BACKGROUND: With the capacity to modulate gene networks in an environmentally-sensitive manner, the role of epigenetic systems in mental disorders has come under intense investigation. Dysregulation of epigenetic effectors, including microRNAs and histone-modifying enzymes, may better explain the role of environmental risk factors and the observed heritability rate that cannot be fully attributed to known genetic risk alleles. Here, we aimed to identify novel epigenetic targets of the schizophrenia-associated microRNA 132 (miR-132). METHODS: Histone modifications were quantified by immunodetection in response to viral-mediated overexpression of miR-132 while a luminescent reporter system was used to validate targets of miR-132 in vitro. Genome-wide profiling, quantitative PCR and NanoSting were used to quantify gene expression in post-mortem human brains, neuronal cultures and prefrontal cortex (PFC) of mice chronically exposed to antipsychotics.
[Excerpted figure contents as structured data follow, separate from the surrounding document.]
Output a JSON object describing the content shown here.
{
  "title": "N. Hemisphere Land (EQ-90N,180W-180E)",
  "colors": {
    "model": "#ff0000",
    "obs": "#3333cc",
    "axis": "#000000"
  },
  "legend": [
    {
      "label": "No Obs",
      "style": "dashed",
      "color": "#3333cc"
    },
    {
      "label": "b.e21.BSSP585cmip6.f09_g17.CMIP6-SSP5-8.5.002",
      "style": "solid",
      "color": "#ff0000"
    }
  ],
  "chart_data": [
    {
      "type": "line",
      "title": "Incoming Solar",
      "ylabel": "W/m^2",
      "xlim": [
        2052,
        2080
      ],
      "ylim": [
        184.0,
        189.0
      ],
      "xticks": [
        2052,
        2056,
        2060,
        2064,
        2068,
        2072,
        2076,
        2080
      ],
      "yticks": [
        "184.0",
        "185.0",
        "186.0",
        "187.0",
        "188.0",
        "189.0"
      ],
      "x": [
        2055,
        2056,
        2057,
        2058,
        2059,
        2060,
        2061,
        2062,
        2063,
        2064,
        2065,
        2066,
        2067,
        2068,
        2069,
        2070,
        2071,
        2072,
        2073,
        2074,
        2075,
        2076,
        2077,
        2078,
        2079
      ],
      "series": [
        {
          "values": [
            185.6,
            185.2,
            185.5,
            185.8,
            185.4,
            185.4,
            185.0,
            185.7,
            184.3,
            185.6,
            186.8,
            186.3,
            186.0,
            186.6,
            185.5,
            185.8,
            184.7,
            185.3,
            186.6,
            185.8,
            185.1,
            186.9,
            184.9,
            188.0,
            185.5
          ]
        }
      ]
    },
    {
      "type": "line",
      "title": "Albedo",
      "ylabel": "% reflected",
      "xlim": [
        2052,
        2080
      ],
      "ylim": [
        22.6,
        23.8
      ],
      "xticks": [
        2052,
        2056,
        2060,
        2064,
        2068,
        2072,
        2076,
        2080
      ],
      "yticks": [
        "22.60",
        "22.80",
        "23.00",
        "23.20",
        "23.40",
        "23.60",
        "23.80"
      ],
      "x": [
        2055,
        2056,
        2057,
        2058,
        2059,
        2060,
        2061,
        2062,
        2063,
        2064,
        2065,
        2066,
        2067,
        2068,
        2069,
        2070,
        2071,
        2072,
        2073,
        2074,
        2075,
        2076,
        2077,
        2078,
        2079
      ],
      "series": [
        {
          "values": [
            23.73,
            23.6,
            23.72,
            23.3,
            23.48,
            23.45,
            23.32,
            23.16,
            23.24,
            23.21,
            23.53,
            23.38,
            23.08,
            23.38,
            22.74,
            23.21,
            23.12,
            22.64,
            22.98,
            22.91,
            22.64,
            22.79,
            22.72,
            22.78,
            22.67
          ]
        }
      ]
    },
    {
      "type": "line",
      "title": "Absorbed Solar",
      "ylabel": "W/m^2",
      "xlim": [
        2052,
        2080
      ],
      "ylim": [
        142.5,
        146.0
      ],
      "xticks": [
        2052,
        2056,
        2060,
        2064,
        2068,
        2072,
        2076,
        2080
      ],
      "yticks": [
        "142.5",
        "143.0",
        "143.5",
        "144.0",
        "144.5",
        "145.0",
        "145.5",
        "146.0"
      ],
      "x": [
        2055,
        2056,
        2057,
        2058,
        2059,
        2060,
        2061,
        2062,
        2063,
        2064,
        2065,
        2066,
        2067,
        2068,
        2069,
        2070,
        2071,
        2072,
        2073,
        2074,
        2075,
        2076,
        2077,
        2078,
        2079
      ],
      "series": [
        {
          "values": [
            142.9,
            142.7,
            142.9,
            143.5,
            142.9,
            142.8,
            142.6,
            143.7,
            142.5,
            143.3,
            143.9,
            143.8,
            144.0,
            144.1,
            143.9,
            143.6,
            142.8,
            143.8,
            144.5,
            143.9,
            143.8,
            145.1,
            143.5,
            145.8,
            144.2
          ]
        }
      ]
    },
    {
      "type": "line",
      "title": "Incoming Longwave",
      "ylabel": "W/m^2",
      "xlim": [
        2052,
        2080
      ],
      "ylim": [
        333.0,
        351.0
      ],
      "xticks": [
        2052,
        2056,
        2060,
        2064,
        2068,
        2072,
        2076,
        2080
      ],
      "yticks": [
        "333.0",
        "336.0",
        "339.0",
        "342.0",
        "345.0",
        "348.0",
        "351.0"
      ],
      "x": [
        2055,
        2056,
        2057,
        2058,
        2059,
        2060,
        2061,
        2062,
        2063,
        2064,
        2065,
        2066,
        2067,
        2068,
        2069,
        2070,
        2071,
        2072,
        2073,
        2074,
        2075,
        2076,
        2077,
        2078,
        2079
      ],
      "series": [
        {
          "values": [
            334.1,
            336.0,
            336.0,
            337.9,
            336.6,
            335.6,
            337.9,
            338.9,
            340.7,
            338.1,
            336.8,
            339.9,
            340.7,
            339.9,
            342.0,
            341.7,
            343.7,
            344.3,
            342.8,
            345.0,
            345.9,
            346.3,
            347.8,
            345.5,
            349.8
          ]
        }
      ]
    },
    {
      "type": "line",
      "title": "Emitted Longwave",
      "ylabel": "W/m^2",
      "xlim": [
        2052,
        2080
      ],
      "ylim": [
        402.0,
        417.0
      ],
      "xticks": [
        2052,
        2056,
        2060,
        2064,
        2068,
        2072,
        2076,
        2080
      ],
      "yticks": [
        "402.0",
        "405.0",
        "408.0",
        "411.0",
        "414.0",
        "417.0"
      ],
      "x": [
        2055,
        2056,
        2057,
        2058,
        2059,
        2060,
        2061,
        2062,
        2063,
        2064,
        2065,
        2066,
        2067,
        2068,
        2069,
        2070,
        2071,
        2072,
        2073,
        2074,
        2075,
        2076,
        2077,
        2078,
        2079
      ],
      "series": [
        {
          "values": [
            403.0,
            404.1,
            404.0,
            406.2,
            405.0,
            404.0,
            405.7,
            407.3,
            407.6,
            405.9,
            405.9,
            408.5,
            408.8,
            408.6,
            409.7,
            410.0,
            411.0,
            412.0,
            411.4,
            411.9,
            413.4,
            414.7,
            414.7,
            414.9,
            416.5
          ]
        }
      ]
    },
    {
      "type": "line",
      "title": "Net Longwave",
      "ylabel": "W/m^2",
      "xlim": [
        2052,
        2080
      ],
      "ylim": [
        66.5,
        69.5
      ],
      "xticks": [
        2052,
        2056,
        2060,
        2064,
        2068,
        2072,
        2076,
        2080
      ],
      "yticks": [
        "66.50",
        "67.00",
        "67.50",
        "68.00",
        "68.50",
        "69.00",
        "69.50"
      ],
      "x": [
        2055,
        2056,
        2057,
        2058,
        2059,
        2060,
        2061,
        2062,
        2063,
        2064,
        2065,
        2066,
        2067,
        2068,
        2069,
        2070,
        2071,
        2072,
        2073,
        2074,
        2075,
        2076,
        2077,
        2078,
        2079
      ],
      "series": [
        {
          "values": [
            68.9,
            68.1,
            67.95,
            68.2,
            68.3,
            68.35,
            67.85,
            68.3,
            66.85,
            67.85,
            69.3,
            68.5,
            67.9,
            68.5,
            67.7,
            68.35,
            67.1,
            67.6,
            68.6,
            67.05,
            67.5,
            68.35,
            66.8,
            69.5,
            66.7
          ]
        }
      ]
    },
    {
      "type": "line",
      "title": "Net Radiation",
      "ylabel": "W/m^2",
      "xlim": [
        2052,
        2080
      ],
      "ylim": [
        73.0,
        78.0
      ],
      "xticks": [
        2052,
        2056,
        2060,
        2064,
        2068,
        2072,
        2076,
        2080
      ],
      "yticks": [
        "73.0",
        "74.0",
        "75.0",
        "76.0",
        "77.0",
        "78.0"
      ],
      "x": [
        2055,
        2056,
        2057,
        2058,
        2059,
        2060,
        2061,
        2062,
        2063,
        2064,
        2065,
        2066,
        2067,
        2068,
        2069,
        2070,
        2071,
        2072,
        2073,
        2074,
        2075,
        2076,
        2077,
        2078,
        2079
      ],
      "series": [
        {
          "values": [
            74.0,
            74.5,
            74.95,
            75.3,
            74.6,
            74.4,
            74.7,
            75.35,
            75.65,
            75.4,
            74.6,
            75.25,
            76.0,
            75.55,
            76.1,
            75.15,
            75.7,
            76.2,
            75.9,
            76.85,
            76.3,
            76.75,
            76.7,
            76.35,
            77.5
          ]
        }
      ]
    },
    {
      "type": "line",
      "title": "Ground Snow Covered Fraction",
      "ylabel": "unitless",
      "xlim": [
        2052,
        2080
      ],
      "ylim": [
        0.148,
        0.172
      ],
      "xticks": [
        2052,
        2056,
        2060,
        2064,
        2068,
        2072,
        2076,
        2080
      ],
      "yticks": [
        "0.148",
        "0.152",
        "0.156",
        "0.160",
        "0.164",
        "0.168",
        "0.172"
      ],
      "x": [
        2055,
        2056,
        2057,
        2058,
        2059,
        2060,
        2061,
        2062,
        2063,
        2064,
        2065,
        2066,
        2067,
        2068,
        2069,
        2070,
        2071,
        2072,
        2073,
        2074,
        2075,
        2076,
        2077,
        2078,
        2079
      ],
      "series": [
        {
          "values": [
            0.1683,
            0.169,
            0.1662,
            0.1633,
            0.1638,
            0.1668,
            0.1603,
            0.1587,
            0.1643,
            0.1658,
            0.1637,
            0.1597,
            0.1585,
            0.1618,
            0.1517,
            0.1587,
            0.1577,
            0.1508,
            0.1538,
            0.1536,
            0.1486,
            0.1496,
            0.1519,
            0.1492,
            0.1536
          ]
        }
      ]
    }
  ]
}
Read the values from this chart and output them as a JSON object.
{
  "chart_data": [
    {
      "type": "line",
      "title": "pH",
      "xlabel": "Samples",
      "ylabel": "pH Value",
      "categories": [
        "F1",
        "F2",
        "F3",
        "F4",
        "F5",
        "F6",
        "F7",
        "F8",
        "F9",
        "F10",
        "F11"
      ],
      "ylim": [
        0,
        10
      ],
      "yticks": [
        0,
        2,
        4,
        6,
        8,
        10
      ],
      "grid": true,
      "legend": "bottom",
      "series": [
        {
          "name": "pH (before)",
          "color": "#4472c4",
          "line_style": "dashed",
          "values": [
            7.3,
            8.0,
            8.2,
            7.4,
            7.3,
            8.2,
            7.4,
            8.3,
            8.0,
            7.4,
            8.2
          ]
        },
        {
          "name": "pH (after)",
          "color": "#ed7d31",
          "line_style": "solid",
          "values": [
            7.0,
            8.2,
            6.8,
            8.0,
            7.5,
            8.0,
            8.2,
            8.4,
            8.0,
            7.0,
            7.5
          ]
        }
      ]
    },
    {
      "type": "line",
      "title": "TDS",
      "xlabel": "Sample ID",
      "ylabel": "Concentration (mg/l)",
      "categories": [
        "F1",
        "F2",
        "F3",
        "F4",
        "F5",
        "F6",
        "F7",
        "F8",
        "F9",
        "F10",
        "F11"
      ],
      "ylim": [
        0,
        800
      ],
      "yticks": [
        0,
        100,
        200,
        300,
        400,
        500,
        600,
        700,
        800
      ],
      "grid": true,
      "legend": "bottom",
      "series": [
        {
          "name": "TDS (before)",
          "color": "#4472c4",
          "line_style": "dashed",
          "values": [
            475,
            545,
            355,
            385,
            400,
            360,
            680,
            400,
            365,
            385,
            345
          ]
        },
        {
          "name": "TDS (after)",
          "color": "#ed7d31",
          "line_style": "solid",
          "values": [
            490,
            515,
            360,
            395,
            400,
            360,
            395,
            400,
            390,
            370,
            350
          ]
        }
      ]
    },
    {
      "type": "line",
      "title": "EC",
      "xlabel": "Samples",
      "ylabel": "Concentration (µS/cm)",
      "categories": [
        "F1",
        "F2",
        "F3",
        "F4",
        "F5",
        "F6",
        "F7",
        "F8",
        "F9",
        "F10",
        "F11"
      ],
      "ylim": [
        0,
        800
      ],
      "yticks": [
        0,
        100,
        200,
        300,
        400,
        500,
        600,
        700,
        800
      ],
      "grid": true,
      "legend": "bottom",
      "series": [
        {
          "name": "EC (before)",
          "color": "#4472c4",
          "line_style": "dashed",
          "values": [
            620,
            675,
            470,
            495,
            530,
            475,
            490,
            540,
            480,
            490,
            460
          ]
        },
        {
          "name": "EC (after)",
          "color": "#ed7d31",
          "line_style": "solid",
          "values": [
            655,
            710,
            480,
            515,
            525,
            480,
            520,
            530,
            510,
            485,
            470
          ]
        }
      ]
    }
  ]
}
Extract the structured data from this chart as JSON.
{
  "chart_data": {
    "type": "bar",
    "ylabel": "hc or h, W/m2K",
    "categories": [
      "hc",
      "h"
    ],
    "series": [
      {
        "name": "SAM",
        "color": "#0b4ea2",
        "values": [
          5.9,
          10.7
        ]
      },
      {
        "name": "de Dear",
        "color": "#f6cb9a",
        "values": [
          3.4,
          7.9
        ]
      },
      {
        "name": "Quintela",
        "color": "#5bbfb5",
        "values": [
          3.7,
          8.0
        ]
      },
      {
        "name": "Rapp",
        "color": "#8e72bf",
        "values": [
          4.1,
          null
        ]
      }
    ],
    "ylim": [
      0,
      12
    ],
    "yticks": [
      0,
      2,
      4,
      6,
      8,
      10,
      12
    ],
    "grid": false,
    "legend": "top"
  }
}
Following viral-mediated depletion of Enhancer of Zeste 1 (EZH1) in the murine PFC, behaviors including sociability and motivation were assessed using a 3-chambered apparatus and forced-swim test, respectively. RESULTS: Overexpression of miR-132 decreased global histone 3 lysine 27 tri-methylation (H3K27me3), a repressive epigenetic mark. Moreover, the polycomb-associated H3K27 methyltransferase, EZH1, is regulated by miR-132 and upregulated in the PFC of schizophrenics. Unlike its homolog EZH2, expression of EZH1 in the murine PFC decreased following chronic exposure to antipsychotics. Viral-mediated depletion of EZH1 in the mouse PFC attenuated sociability, enhanced motivational behaviors, and affected gene expression pathways related to neurotransmission and behavioral phenotypes. CONCLUSIONS: EZH1 is dysregulated in schizophrenia, sensitive to antipsychotic medications, and a brain-enriched miR-132 target that controls neurobehavioral phenotypes.